Pawtucket – The Old Slater Mill situated along the banks of the Blackstone River in Pawtucket was named as one of several Rhode Island locations included in multi-state national historical park legislation passed by Congress on Friday.
The legislation introduced by Senior Senator Jack Reed (D-RI) in 2013, had the approved Blackstone River Valley National Historical Park Establishment Act (S. 371) garnering acclaim in establishing the first national historical park in Rhode Island.
Multiple sites in Rhode Island approved for the park are the Blackstone River State Park, the Old Slater Mill National Historic Landmark District in Pawtucket, the Slatersville Historic District in Slatersville and the Ashton Historic District in Cumberland. Two Sites identified in the Commonwealth were the Whitinsville Historic District in Northbridge and the Hopedale Village Historic District in Hopedale. Additional sites were identified as the Blackstone River, it’s tributaries and the Blackstone Canal.
“Today we are preserving a piece of American history, our cultural landscape, and the natural beauty of the Blackstone River Valley. We’re also bringing greater recognition to Rhode Island’s history and creating new opportunities for tourism, education, and recreation, the driving force in Congress to turn the area into a national historical park,” said Reed on Friday. “The Blackstone Valley is a national treasure that deserves to be preserved.

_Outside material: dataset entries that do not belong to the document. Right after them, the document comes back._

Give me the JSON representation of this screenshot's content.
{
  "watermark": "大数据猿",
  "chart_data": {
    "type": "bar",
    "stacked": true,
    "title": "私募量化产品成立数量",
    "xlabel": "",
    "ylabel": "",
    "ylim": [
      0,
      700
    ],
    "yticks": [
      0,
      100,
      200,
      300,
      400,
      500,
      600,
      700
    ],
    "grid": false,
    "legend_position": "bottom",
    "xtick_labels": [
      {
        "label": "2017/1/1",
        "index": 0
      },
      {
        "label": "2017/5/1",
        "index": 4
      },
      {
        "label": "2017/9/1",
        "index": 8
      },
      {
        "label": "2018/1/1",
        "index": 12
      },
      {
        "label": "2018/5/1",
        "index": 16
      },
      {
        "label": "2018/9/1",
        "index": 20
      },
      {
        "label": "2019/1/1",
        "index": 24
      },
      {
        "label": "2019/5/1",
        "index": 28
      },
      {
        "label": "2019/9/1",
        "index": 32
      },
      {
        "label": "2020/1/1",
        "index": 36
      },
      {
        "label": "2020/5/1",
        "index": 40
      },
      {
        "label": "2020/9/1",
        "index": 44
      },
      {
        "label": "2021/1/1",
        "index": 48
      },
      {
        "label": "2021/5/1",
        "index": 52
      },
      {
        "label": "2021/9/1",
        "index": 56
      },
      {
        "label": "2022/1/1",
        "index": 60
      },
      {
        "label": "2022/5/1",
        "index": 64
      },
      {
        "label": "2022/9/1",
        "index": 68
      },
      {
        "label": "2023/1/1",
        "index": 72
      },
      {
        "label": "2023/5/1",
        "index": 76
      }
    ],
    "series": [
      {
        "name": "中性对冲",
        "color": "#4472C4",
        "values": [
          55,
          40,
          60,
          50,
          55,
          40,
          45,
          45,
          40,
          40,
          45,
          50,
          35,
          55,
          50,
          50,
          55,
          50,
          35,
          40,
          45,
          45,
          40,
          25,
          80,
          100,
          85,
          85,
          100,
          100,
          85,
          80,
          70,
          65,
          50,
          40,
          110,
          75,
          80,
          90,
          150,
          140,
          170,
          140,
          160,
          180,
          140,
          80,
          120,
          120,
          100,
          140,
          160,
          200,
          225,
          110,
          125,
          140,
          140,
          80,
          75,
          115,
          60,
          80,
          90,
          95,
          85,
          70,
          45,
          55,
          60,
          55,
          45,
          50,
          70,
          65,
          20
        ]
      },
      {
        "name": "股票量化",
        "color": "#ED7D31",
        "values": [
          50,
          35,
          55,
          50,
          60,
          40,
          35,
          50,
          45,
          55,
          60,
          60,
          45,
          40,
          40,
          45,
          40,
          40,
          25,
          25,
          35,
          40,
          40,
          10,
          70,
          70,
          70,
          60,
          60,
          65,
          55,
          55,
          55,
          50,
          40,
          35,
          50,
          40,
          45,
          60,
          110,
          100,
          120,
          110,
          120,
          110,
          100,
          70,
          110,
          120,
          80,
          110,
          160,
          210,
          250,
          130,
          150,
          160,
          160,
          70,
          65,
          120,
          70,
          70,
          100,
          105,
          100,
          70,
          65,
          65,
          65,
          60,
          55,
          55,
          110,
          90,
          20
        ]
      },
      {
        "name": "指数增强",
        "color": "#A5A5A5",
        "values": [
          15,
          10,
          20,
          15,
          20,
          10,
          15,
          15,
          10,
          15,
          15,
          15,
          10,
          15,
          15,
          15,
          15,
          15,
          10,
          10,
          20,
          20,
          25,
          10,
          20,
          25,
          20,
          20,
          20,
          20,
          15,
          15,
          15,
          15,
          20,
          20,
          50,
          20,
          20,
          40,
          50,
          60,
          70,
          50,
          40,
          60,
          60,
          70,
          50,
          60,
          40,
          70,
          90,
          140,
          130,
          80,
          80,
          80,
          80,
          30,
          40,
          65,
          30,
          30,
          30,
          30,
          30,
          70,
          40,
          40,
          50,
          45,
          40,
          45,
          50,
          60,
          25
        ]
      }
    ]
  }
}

It is the birthplace of the American Industrial Revolution and this new park will be a place where people can come and explore the roots of modern-day America.”
According to the release, Reed’s quest to nationally recognize the Blackstone River Valley began in 2005 when the Senator ‘pushed legislation authorizing the National Park Service to conduct a Special Resource Study (SRS) to evaluate the eligibility of resources in the Blackstone River Valley National Heritage Corridor for possible inclusion in the national park system. The study process began in March 2007 in consultation with the Heritage Corridor Commission and its staff.’ The release went on to explain, ‘in 2008, a team of academic scholars visited the region and offered recommendations. In June 2010, the National Park Service prepared preliminary study findings which laid out a variety of options.’
Charlene Perkins Cutler, Executive Director of the Blackstone River Valley National Heritage Corridoe, Inc., said, “The story of the Blackstone Valley is as iconic and important to the American identity as that of Plymouth Rock and Independence Hall. I am so glad that the region will have this special recognition as a new National Park and be able to tell many more Americans about the birthplace of industry in the United States. I commend Senator Reed for his continued leadership to help get this initiative through Congress and permanently preserve this special place as part of the National Park System.”
The bill also requested that the park be dedicated to John H. Chafee, as part of the John H. Chafee Blackstone River Valley National Heritage Corridor.
““Designating this area as a national historical park and making it a permanent part of the National Park System is a fitting way to honor our industrial heritage and give Rhode Island the recognition it deserves in shaping our nation’s history,” said Reed. “This designation will help preserve key historical, cultural, and environmental resources for future generations. It will help educate people about our past and contribute to our economic future by supporting tourism and recreational opportunities.”
Co-sponsors of the act included Sen. Sheldon Whitehouse (D-RI), Sen. Elizabeth Warren (D-MA) and former Sen. William “Mo” Cowan (D-MA).
The bill now goes to the President for signature.